Dans le cadre du contrôle parlementaire, l’Assemblée provinciale du Kasaï Central a entamé une nouvelle démarche visant à entendre les services étatiques et privés impliqués dans l’exécution des projets publics, afin de s’assurer du bon fonctionnement des uns et des autres.

C’est dans ce contexte que l’Office de Voirie et Drainage (OVD-Kasaï Central), l’Office des Routes, la société Safrimex, ainsi que d’autres entreprises ont été conviés au siège du parlement provincial à l’invitation des élus du peuple.

Une plénière, présidée ce jeudi 15 mai 2025 par le vice-président de l’organe délibérant, s’est penchée sur les contenus des contrats signés entre les entreprises de mise en œuvre et le maître d’ouvrage, avec un accent particulier sur les travaux de modernisation des routes, les chantiers urbains et les projets de lutte anti-érosive.

Mais surprise : les directeurs techniques de Safrimex et de PURUK, déjà auditionnés lors de la plénière du 7 mai, ont réitéré ne pas être en possession desdits contrats, renvoyant les élus vers le Bureau Central de Coordination (BCeCO), maître d’ouvrage de ces projets, pour toute information.

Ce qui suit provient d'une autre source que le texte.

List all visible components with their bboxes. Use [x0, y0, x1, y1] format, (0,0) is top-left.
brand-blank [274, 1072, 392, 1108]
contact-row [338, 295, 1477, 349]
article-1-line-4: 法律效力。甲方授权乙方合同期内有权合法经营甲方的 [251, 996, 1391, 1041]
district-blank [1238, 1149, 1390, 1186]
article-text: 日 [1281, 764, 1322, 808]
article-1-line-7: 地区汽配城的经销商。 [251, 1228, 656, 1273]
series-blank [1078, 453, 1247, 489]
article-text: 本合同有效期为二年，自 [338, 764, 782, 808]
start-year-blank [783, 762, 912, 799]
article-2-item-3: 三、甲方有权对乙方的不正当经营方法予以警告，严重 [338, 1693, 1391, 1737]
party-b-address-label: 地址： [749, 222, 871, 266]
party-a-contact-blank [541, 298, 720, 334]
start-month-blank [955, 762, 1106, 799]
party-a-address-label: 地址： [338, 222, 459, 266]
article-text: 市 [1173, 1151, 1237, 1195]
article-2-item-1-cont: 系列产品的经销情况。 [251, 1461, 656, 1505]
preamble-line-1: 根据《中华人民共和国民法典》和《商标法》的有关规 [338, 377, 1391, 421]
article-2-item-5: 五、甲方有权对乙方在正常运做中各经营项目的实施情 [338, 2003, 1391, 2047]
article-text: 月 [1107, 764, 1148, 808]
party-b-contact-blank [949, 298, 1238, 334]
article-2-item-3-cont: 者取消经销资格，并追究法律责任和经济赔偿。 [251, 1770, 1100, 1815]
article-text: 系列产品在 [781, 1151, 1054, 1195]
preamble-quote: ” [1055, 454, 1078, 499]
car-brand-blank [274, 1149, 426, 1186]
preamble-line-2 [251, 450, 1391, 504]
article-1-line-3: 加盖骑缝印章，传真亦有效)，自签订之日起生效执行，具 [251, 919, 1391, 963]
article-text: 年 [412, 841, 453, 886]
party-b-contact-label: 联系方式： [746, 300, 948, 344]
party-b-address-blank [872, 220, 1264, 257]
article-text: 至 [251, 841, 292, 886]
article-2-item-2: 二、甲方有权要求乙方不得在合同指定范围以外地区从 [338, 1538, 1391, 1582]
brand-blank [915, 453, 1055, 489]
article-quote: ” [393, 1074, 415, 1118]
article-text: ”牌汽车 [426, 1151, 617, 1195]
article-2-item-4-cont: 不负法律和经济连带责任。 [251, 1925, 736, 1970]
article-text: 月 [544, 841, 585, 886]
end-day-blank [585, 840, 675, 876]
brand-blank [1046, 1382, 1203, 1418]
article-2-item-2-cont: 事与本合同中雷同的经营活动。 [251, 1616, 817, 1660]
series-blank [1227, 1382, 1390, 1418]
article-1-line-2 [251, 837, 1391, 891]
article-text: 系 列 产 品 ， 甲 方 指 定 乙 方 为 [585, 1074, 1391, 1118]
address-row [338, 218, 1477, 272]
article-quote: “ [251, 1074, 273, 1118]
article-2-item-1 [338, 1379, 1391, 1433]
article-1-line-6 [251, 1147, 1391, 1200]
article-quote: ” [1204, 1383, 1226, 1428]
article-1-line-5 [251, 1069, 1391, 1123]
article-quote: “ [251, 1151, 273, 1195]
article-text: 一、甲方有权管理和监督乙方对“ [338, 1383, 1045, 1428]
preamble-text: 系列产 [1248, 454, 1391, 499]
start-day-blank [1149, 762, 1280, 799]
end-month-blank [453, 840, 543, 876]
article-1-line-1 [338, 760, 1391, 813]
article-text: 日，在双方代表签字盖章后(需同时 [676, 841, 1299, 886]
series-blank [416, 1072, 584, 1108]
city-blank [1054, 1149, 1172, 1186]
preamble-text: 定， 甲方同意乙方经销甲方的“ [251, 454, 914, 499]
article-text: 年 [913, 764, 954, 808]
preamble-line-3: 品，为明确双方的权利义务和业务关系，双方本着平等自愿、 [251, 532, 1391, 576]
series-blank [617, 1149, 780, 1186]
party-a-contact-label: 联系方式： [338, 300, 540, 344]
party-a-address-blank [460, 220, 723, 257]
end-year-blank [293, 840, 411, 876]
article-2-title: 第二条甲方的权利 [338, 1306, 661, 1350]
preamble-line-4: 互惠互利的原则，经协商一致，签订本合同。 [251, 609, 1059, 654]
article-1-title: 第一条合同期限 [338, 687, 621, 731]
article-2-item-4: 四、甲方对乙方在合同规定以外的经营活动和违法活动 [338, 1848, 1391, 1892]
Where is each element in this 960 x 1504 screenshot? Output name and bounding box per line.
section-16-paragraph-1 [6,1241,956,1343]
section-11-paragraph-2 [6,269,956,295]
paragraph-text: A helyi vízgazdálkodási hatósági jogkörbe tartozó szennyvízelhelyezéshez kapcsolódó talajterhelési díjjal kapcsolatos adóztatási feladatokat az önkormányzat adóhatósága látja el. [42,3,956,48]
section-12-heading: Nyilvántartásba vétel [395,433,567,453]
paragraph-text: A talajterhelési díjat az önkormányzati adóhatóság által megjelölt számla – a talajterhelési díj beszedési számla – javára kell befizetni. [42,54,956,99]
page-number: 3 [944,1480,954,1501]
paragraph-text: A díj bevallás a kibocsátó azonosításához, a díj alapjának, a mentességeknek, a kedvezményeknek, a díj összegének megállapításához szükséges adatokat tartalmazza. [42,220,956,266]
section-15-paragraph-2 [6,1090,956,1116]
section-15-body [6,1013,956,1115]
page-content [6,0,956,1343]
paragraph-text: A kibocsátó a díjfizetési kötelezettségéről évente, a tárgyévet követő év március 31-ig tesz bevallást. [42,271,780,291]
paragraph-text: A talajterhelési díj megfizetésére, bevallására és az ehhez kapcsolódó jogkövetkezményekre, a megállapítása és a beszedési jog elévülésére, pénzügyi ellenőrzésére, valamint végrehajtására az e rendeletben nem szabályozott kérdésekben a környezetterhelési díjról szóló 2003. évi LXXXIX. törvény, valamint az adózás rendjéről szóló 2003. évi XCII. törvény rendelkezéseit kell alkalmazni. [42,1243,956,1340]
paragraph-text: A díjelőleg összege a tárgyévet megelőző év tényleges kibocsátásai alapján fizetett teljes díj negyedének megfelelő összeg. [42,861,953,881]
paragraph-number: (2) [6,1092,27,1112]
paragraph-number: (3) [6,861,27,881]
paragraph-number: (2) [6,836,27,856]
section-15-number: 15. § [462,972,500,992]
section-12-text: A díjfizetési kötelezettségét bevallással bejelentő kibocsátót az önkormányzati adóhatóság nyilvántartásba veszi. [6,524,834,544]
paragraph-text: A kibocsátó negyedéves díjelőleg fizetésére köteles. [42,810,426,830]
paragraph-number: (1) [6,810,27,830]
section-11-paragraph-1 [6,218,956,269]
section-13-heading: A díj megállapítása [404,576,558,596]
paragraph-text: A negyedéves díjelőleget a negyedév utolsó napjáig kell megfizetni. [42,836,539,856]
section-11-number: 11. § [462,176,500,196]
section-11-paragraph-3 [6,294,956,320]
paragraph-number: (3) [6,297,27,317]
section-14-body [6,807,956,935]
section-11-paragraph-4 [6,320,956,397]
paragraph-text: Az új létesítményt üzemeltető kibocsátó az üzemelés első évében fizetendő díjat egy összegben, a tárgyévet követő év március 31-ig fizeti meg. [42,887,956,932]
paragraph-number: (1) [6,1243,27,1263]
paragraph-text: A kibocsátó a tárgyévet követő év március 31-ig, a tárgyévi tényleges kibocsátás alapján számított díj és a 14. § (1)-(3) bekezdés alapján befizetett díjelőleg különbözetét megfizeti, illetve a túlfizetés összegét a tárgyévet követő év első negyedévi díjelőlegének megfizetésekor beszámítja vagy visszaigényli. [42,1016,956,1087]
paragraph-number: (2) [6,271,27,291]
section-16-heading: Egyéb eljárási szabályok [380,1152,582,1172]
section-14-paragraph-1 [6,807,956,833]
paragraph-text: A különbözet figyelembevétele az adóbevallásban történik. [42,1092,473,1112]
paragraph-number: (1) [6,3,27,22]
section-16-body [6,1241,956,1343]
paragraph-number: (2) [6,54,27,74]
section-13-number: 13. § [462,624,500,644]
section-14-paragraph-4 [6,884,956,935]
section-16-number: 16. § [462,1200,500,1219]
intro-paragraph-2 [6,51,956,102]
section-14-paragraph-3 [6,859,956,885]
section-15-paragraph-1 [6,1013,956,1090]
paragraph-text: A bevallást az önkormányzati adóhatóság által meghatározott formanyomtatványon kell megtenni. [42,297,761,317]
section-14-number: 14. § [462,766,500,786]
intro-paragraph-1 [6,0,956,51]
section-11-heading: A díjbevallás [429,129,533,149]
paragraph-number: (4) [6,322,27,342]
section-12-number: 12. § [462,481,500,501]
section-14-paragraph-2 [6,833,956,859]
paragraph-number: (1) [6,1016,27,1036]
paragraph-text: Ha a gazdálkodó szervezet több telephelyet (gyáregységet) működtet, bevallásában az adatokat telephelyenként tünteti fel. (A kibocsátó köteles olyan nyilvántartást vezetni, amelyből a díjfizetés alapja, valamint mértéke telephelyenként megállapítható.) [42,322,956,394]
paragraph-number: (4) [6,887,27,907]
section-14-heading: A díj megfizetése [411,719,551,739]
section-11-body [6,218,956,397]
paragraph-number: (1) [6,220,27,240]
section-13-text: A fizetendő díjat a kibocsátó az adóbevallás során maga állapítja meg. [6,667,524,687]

Une réponse qui a provoqué l’indignation du député provincial Papy Noël Kanku Kabamba. Au terme de la plénière, l’élu de Demba a vivement dénoncé la gestion opaque du BCeCO et le silence de ses responsables face aux nombreuses sollicitations de l’Assemblée provinciale. Il s’est dit préoccupé par l’absence de transparence autour des engagements signés, notamment avec Safrimex, en charge de la réhabilitation de plusieurs infrastructures dans la ville de Kananga.

Face à ce manque de coopération, les députés provinciaux ont décidé d’écrire officiellement au président de l’Assemblée nationale pour solliciter l’interpellation du BCeCO. Ils estiment que cette opacité constitue une atteinte grave au principe de redevabilité, pourtant essentiel dans une gouvernance responsable.